Artigo de opinião escrito pelo professor António Caselas

O conceito de exceção deixou de se aplicar às situações declaradamente ‘excecionais’ (que envolvem geralmente crises e ameaças de colapso para a sociedade) e passou a ser utilizado em relação às medidas supostamente legais e legítimas dos regimes liberais e democráticos.
Este foi precisamente um dos contributos fundamentais do pensamento biopolítico (de matriz filosófica italiana) ancorado nos textos de um jurista alemão polémico, Carl Schmitt. Um exemplo de exceção, entre outros, constitui o recente caso da deportação do cidadão salvadorenho Kilmar Ábrigo García residente em Maryland. Arrebanhado por engano por ordem de Trump para dar cumprimento ao seu ímpeto extremista de expulsão de imigrantes, García foi deportado.
Como se sabe, Trump pretende deportar sem considerações utilitárias e razoáveis (legalizar os imigrantes úteis à economia) e o seu programa de autodeportação é igualmente absurdo e irracional: paga-se a um imigrante para se ‘autodeportar’, é-lhe oferecido um bilhete de avião e depois poderá ser tida em consideração o seu eventual regresso em função da sua utilidade?
Supostamente ilegal, o cidadão foi enviado para uma prisão de máxima segurança de El Salvador conhecida por enclausurar os mais perigosos membros de gangues do país. Acusado (sem provas) de pertencer ao gangue MS-13, o caso de Kilmar foi à justiça e o Supremo Tribunal, reconhecendo o engano ordenou o seu regresso, na sequência de decisões de outros tribunais intermédios. A resposta da administração foi de nada poder fazer apesar de admitir o erro. Trata-se de assumir arbitrariamente um erro trágico e alegar impotência perante a sua resolução.
Trump chama a si poderes nunca vistos em nenhum governo americano anterior e declara nada poder fazer neste caso. O presidente de El Salvador, Nayib Bukele de visita à Casa Branca afirmou que não iria devolver ‘terroristas’. A ausência de provas em nada demoveu os carcereiros que insistem em manter Kilmar no severo Cecot (Centro de Confinamento de Terroristas) de El Salvador.

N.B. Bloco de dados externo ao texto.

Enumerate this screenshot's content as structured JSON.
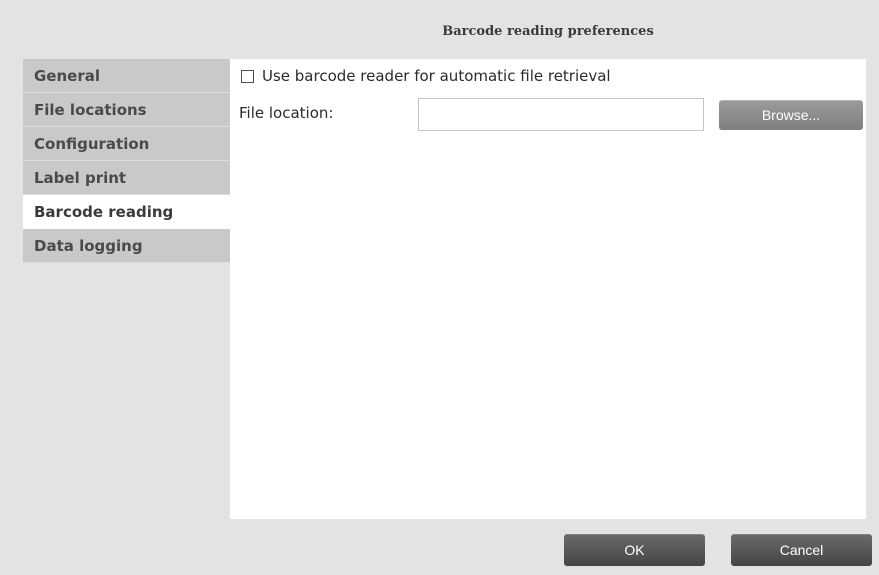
{
  "dialog": {
    "title": "Barcode reading preferences"
  },
  "sidebar": {
    "items": [
      {
        "label": "General",
        "active": false
      },
      {
        "label": "File locations",
        "active": false
      },
      {
        "label": "Configuration",
        "active": false
      },
      {
        "label": "Label print",
        "active": false
      },
      {
        "label": "Barcode reading",
        "active": true
      },
      {
        "label": "Data logging",
        "active": false
      }
    ]
  },
  "main": {
    "checkbox_label": "Use barcode reader for automatic file retrieval",
    "checkbox_checked": false,
    "file_location_label": "File location:",
    "file_location_value": "",
    "browse_label": "Browse..."
  },
  "footer": {
    "ok_label": "OK",
    "cancel_label": "Cancel"
  },
  "colors": {
    "background": "#e3e3e3",
    "sidebar_item": "#c9c9c9",
    "active_item": "#ffffff",
    "button_dark": "#555555",
    "button_light": "#8d8d8d"
  }
}
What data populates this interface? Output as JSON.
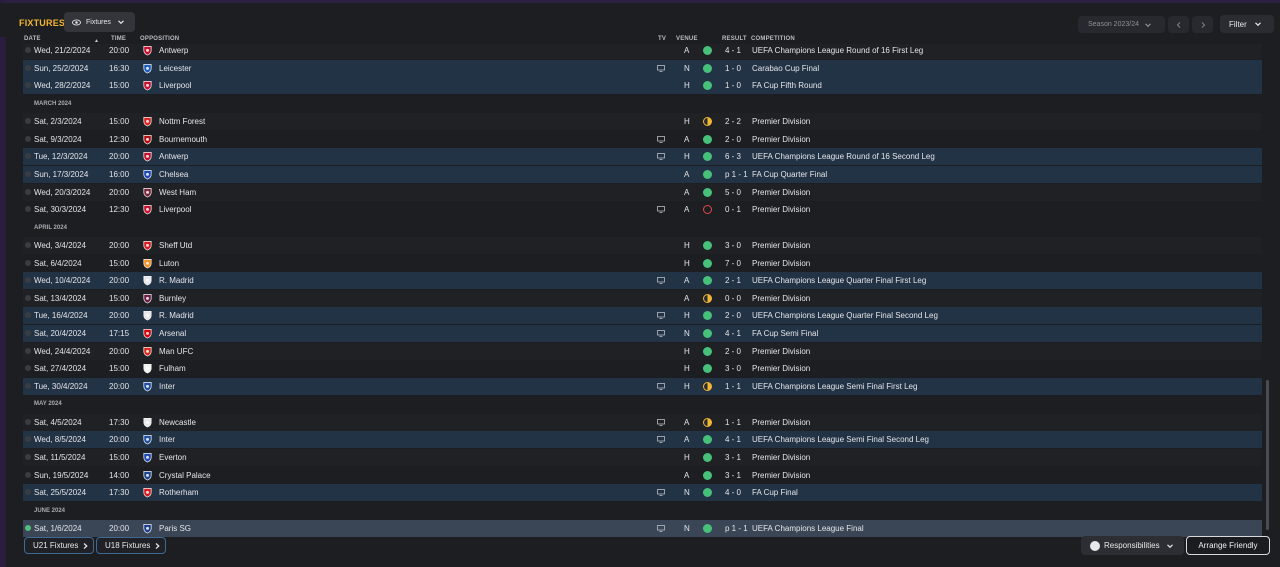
{
  "header": {
    "title": "FIXTURES",
    "view_selector": "Fixtures",
    "season": "Season 2023/24",
    "filter": "Filter"
  },
  "columns": {
    "date": "DATE",
    "time": "TIME",
    "opposition": "OPPOSITION",
    "tv": "TV",
    "venue": "VENUE",
    "result": "RESULT",
    "competition": "COMPETITION"
  },
  "colors": {
    "accent": "#f2b632",
    "win": "#47c07a",
    "draw": "#f2b632",
    "loss": "#e04848",
    "highlight_row": "#223346"
  },
  "rows": [
    {
      "kind": "fixture",
      "date": "Wed, 21/2/2024",
      "time": "20:00",
      "opp": "Antwerp",
      "badge": "#c8102e",
      "tv": false,
      "venue": "A",
      "outcome": "win",
      "result": "4 - 1",
      "comp": "UEFA Champions League Round of 16 First Leg",
      "style": "odd"
    },
    {
      "kind": "fixture",
      "date": "Sun, 25/2/2024",
      "time": "16:30",
      "opp": "Leicester",
      "badge": "#1d5fbf",
      "tv": true,
      "venue": "N",
      "outcome": "win",
      "result": "1 - 0",
      "comp": "Carabao Cup Final",
      "style": "hl"
    },
    {
      "kind": "fixture",
      "date": "Wed, 28/2/2024",
      "time": "15:00",
      "opp": "Liverpool",
      "badge": "#c8102e",
      "tv": false,
      "venue": "H",
      "outcome": "win",
      "result": "1 - 0",
      "comp": "FA Cup Fifth Round",
      "style": "hl"
    },
    {
      "kind": "month",
      "label": "MARCH 2024"
    },
    {
      "kind": "fixture",
      "date": "Sat, 2/3/2024",
      "time": "15:00",
      "opp": "Nottm Forest",
      "badge": "#dd2222",
      "tv": false,
      "venue": "H",
      "outcome": "draw",
      "result": "2 - 2",
      "comp": "Premier Division",
      "style": "odd"
    },
    {
      "kind": "fixture",
      "date": "Sat, 9/3/2024",
      "time": "12:30",
      "opp": "Bournemouth",
      "badge": "#b50e12",
      "tv": true,
      "venue": "A",
      "outcome": "win",
      "result": "2 - 0",
      "comp": "Premier Division",
      "style": "even"
    },
    {
      "kind": "fixture",
      "date": "Tue, 12/3/2024",
      "time": "20:00",
      "opp": "Antwerp",
      "badge": "#c8102e",
      "tv": true,
      "venue": "H",
      "outcome": "win",
      "result": "6 - 3",
      "comp": "UEFA Champions League Round of 16 Second Leg",
      "style": "hl"
    },
    {
      "kind": "fixture",
      "date": "Sun, 17/3/2024",
      "time": "16:00",
      "opp": "Chelsea",
      "badge": "#1d49b5",
      "tv": false,
      "venue": "A",
      "outcome": "win",
      "result": "p 1 - 1",
      "comp": "FA Cup Quarter Final",
      "style": "hl"
    },
    {
      "kind": "fixture",
      "date": "Wed, 20/3/2024",
      "time": "20:00",
      "opp": "West Ham",
      "badge": "#7a263a",
      "tv": false,
      "venue": "A",
      "outcome": "win",
      "result": "5 - 0",
      "comp": "Premier Division",
      "style": "odd"
    },
    {
      "kind": "fixture",
      "date": "Sat, 30/3/2024",
      "time": "12:30",
      "opp": "Liverpool",
      "badge": "#c8102e",
      "tv": true,
      "venue": "A",
      "outcome": "loss",
      "result": "0 - 1",
      "comp": "Premier Division",
      "style": "even"
    },
    {
      "kind": "month",
      "label": "APRIL 2024"
    },
    {
      "kind": "fixture",
      "date": "Wed, 3/4/2024",
      "time": "20:00",
      "opp": "Sheff Utd",
      "badge": "#d71920",
      "tv": false,
      "venue": "H",
      "outcome": "win",
      "result": "3 - 0",
      "comp": "Premier Division",
      "style": "odd"
    },
    {
      "kind": "fixture",
      "date": "Sat, 6/4/2024",
      "time": "15:00",
      "opp": "Luton",
      "badge": "#f78f1e",
      "tv": false,
      "venue": "H",
      "outcome": "win",
      "result": "7 - 0",
      "comp": "Premier Division",
      "style": "even"
    },
    {
      "kind": "fixture",
      "date": "Wed, 10/4/2024",
      "time": "20:00",
      "opp": "R. Madrid",
      "badge": "#e8e8ea",
      "tv": true,
      "venue": "A",
      "outcome": "win",
      "result": "2 - 1",
      "comp": "UEFA Champions League Quarter Final First Leg",
      "style": "hl"
    },
    {
      "kind": "fixture",
      "date": "Sat, 13/4/2024",
      "time": "15:00",
      "opp": "Burnley",
      "badge": "#6c1d45",
      "tv": false,
      "venue": "A",
      "outcome": "draw",
      "result": "0 - 0",
      "comp": "Premier Division",
      "style": "odd"
    },
    {
      "kind": "fixture",
      "date": "Tue, 16/4/2024",
      "time": "20:00",
      "opp": "R. Madrid",
      "badge": "#e8e8ea",
      "tv": true,
      "venue": "H",
      "outcome": "win",
      "result": "2 - 0",
      "comp": "UEFA Champions League Quarter Final Second Leg",
      "style": "hl"
    },
    {
      "kind": "fixture",
      "date": "Sat, 20/4/2024",
      "time": "17:15",
      "opp": "Arsenal",
      "badge": "#db0007",
      "tv": true,
      "venue": "N",
      "outcome": "win",
      "result": "4 - 1",
      "comp": "FA Cup Semi Final",
      "style": "hl"
    },
    {
      "kind": "fixture",
      "date": "Wed, 24/4/2024",
      "time": "20:00",
      "opp": "Man UFC",
      "badge": "#da291c",
      "tv": false,
      "venue": "H",
      "outcome": "win",
      "result": "2 - 0",
      "comp": "Premier Division",
      "style": "odd"
    },
    {
      "kind": "fixture",
      "date": "Sat, 27/4/2024",
      "time": "15:00",
      "opp": "Fulham",
      "badge": "#f2f2f2",
      "tv": false,
      "venue": "H",
      "outcome": "win",
      "result": "3 - 0",
      "comp": "Premier Division",
      "style": "even"
    },
    {
      "kind": "fixture",
      "date": "Tue, 30/4/2024",
      "time": "20:00",
      "opp": "Inter",
      "badge": "#1e4fa0",
      "tv": true,
      "venue": "H",
      "outcome": "draw",
      "result": "1 - 1",
      "comp": "UEFA Champions League Semi Final First Leg",
      "style": "hl"
    },
    {
      "kind": "month",
      "label": "MAY 2024"
    },
    {
      "kind": "fixture",
      "date": "Sat, 4/5/2024",
      "time": "17:30",
      "opp": "Newcastle",
      "badge": "#e8e8ea",
      "tv": true,
      "venue": "A",
      "outcome": "draw",
      "result": "1 - 1",
      "comp": "Premier Division",
      "style": "odd"
    },
    {
      "kind": "fixture",
      "date": "Wed, 8/5/2024",
      "time": "20:00",
      "opp": "Inter",
      "badge": "#1e4fa0",
      "tv": true,
      "venue": "A",
      "outcome": "win",
      "result": "4 - 1",
      "comp": "UEFA Champions League Semi Final Second Leg",
      "style": "hl"
    },
    {
      "kind": "fixture",
      "date": "Sat, 11/5/2024",
      "time": "15:00",
      "opp": "Everton",
      "badge": "#1d49b5",
      "tv": false,
      "venue": "H",
      "outcome": "win",
      "result": "3 - 1",
      "comp": "Premier Division",
      "style": "odd"
    },
    {
      "kind": "fixture",
      "date": "Sun, 19/5/2024",
      "time": "14:00",
      "opp": "Crystal Palace",
      "badge": "#1b458f",
      "tv": false,
      "venue": "A",
      "outcome": "win",
      "result": "3 - 1",
      "comp": "Premier Division",
      "style": "even"
    },
    {
      "kind": "fixture",
      "date": "Sat, 25/5/2024",
      "time": "17:30",
      "opp": "Rotherham",
      "badge": "#d71920",
      "tv": true,
      "venue": "N",
      "outcome": "win",
      "result": "4 - 0",
      "comp": "FA Cup Final",
      "style": "hl"
    },
    {
      "kind": "month",
      "label": "JUNE 2024"
    },
    {
      "kind": "fixture",
      "date": "Sat, 1/6/2024",
      "time": "20:00",
      "opp": "Paris SG",
      "badge": "#1d3f8a",
      "tv": true,
      "venue": "N",
      "outcome": "win",
      "result": "p 1 - 1",
      "comp": "UEFA Champions League Final",
      "style": "sel"
    }
  ],
  "footer": {
    "u21": "U21 Fixtures",
    "u18": "U18 Fixtures",
    "responsibilities": "Responsibilities",
    "arrange_friendly": "Arrange Friendly"
  }
}
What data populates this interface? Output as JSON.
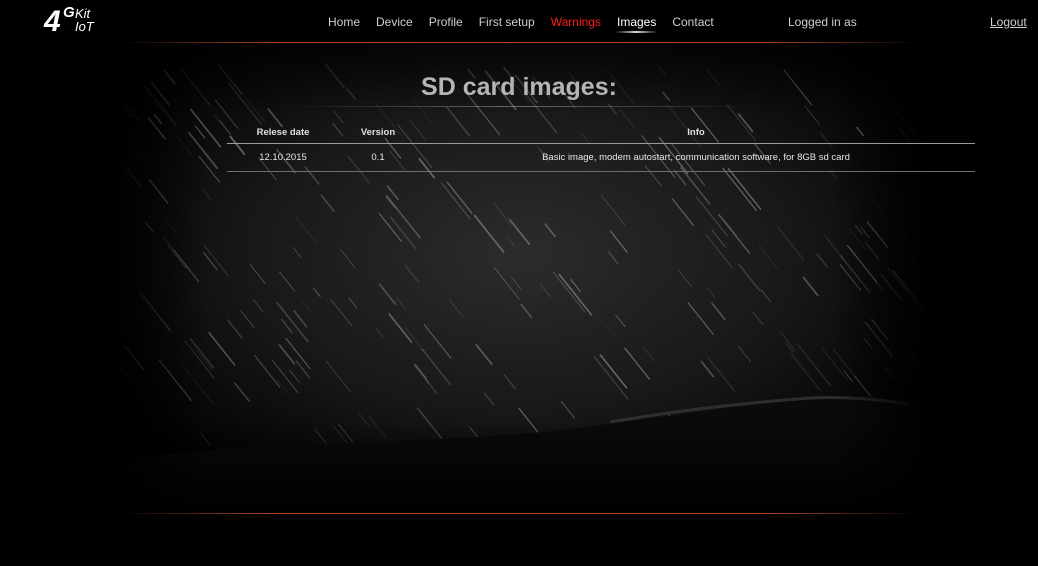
{
  "logo": {
    "number": "4",
    "g": "G",
    "kit": "Kit",
    "iot": "IoT"
  },
  "nav": {
    "items": [
      {
        "label": "Home",
        "state": "normal"
      },
      {
        "label": "Device",
        "state": "normal"
      },
      {
        "label": "Profile",
        "state": "normal"
      },
      {
        "label": "First setup",
        "state": "normal"
      },
      {
        "label": "Warnings",
        "state": "warning"
      },
      {
        "label": "Images",
        "state": "active"
      },
      {
        "label": "Contact",
        "state": "normal"
      }
    ],
    "logged_in": "Logged in as",
    "logout": "Logout"
  },
  "main": {
    "title": "SD card images:",
    "table": {
      "headers": [
        "Relese date",
        "Version",
        "Info"
      ],
      "rows": [
        [
          "12.10.2015",
          "0.1",
          "Basic image, modem autostart, communication software, for 8GB sd card"
        ]
      ]
    }
  },
  "colors": {
    "background": "#000000",
    "warning_link": "#ff1a1a",
    "separator": "#c8501e",
    "title": "#b5b5b5"
  }
}
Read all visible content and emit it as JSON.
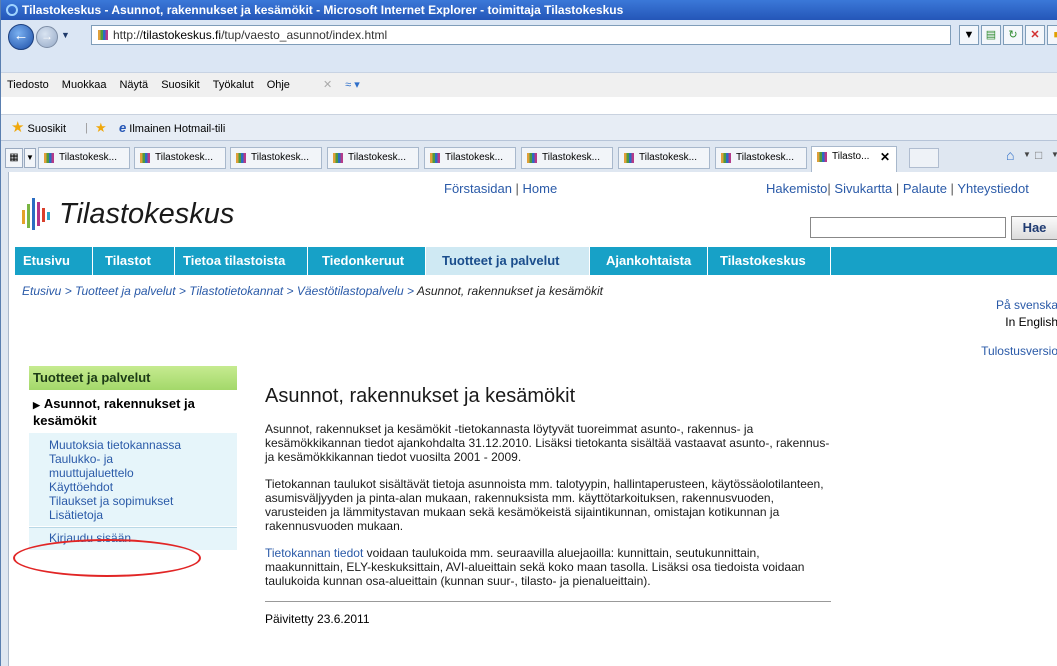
{
  "window": {
    "title": "Tilastokeskus - Asunnot, rakennukset ja kesämökit - Microsoft Internet Explorer - toimittaja Tilastokeskus"
  },
  "address": {
    "url_prefix": "http://",
    "url_domain": "tilastokeskus.fi",
    "url_path": "/tup/vaesto_asunnot/index.html"
  },
  "menu": [
    "Tiedosto",
    "Muokkaa",
    "Näytä",
    "Suosikit",
    "Työkalut",
    "Ohje"
  ],
  "favorites_bar": {
    "favorites_label": "Suosikit",
    "hotmail_label": "Ilmainen Hotmail-tili"
  },
  "tabs": [
    {
      "label": "Tilastokesk..."
    },
    {
      "label": "Tilastokesk..."
    },
    {
      "label": "Tilastokesk..."
    },
    {
      "label": "Tilastokesk..."
    },
    {
      "label": "Tilastokesk..."
    },
    {
      "label": "Tilastokesk..."
    },
    {
      "label": "Tilastokesk..."
    },
    {
      "label": "Tilastokesk..."
    },
    {
      "label": "Tilasto..."
    }
  ],
  "site": {
    "logo_text": "Tilastokeskus",
    "top_links": {
      "forstasidan": "Förstasidan",
      "home": "Home"
    },
    "right_links": [
      "Hakemisto",
      "Sivukartta",
      "Palaute",
      "Yhteystiedot"
    ],
    "search_button": "Hae",
    "nav": [
      "Etusivu",
      "Tilastot",
      "Tietoa tilastoista",
      "Tiedonkeruut",
      "Tuotteet ja palvelut",
      "Ajankohtaista",
      "Tilastokeskus"
    ],
    "nav_active": "Tuotteet ja palvelut"
  },
  "breadcrumb": {
    "links": [
      "Etusivu",
      "Tuotteet ja palvelut",
      "Tilastotietokannat",
      "Väestötilastopalvelu"
    ],
    "current": "Asunnot, rakennukset ja kesämökit"
  },
  "lang": {
    "sv": "På svenska",
    "en": "In English",
    "print": "Tulostusversio"
  },
  "sidebar": {
    "heading": "Tuotteet ja palvelut",
    "current": "Asunnot, rakennukset ja kesämökit",
    "items": [
      "Muutoksia tietokannassa",
      "Taulukko- ja muuttujaluettelo",
      "Käyttöehdot",
      "Tilaukset ja sopimukset",
      "Lisätietoja"
    ],
    "login": "Kirjaudu sisään"
  },
  "content": {
    "title": "Asunnot, rakennukset ja kesämökit",
    "p1": "Asunnot, rakennukset ja kesämökit -tietokannasta löytyvät tuoreimmat asunto-, rakennus- ja kesämökkikannan tiedot ajankohdalta 31.12.2010. Lisäksi tietokanta sisältää vastaavat asunto-, rakennus- ja kesämökkikannan tiedot vuosilta 2001 - 2009.",
    "p2": "Tietokannan taulukot sisältävät tietoja asunnoista mm. talotyypin, hallintaperusteen, käytössäolotilanteen, asumisväljyyden ja pinta-alan mukaan, rakennuksista mm. käyttötarkoituksen, rakennusvuoden, varusteiden ja lämmitystavan mukaan sekä kesämökeistä sijaintikunnan, omistajan kotikunnan ja rakennusvuoden mukaan.",
    "p3_link": "Tietokannan tiedot",
    "p3_rest": " voidaan taulukoida mm. seuraavilla aluejaoilla: kunnittain, seutukunnittain, maakunnittain, ELY-keskuksittain, AVI-alueittain sekä koko maan tasolla. Lisäksi osa tiedoista voidaan taulukoida kunnan osa-alueittain (kunnan suur-, tilasto- ja pienalueittain).",
    "updated": "Päivitetty 23.6.2011"
  }
}
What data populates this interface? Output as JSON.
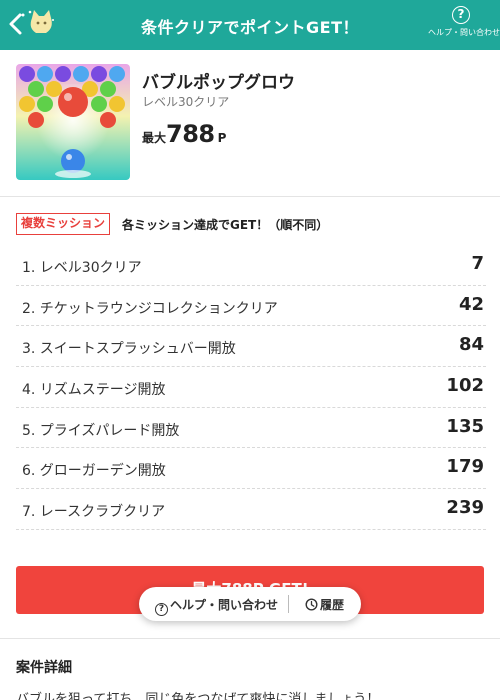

A exceção assume, neste caso, a sua cruel face: a arbitrariedade total da decisão que se encontra numa zona cinzenta entre a legalidade e a arbitrariedade, entre o braço da lei e o braço do ditador ou tirano movido por uma vontade de exercício de mero poder discricionário.
No passado, a exceção marcou a atuação das polícias secretas estalinistas e nazis, em particular a atuação das SS, um Estado dentro do Estado. As SS atropelavam os tribunais e o ditador Estaline ordenava o envio para os Gulags de pessoas ‘apanhadas’ na rua.
Apesar de se considerarem um Estado de Direito, os Estados Unidos e outros países chamam a si essa condição ou estado de exceção em decisões sobre a vida e a morte de cidadãos inocentes. Decidem ou promovem decisões em que a vida de cidadãos é gratuitamente destruída. As decisões em contrário de instâncias jurídicas independentes e soberanas são ignoradas. A arbitrariedade política e o comando governativo impera sobre a racionalidade jurídica. A lei é manipulada ou usada sem qualquer razoabilidade nem limites. As suas regras são pervertidas. A injunção autoritária e a vontade do chefe, ditador ou eleito prevalece. O comendo situa-se legitimamente dentro da ordem jurídica para a usar e manipular, para a perverter de acordo com pressupostos ideológicos ou motivações meramente pessoais.
Trata-se de um flagelo para as democracias que as enfraquecem ainda mais e que as aproximam dos Estados ditatoriais e politicamente ilegítimos. A exceção é o rosto tirânico do Estado de Direito ou de alguns regimes declarados como tal. A deportação de venezuelanos para El Salvador foi, igualmente, bloqueada pelo Supremo Tribunal americano uma vez que se baseava numa lei de 1798 que não assegurava o direito à defesa.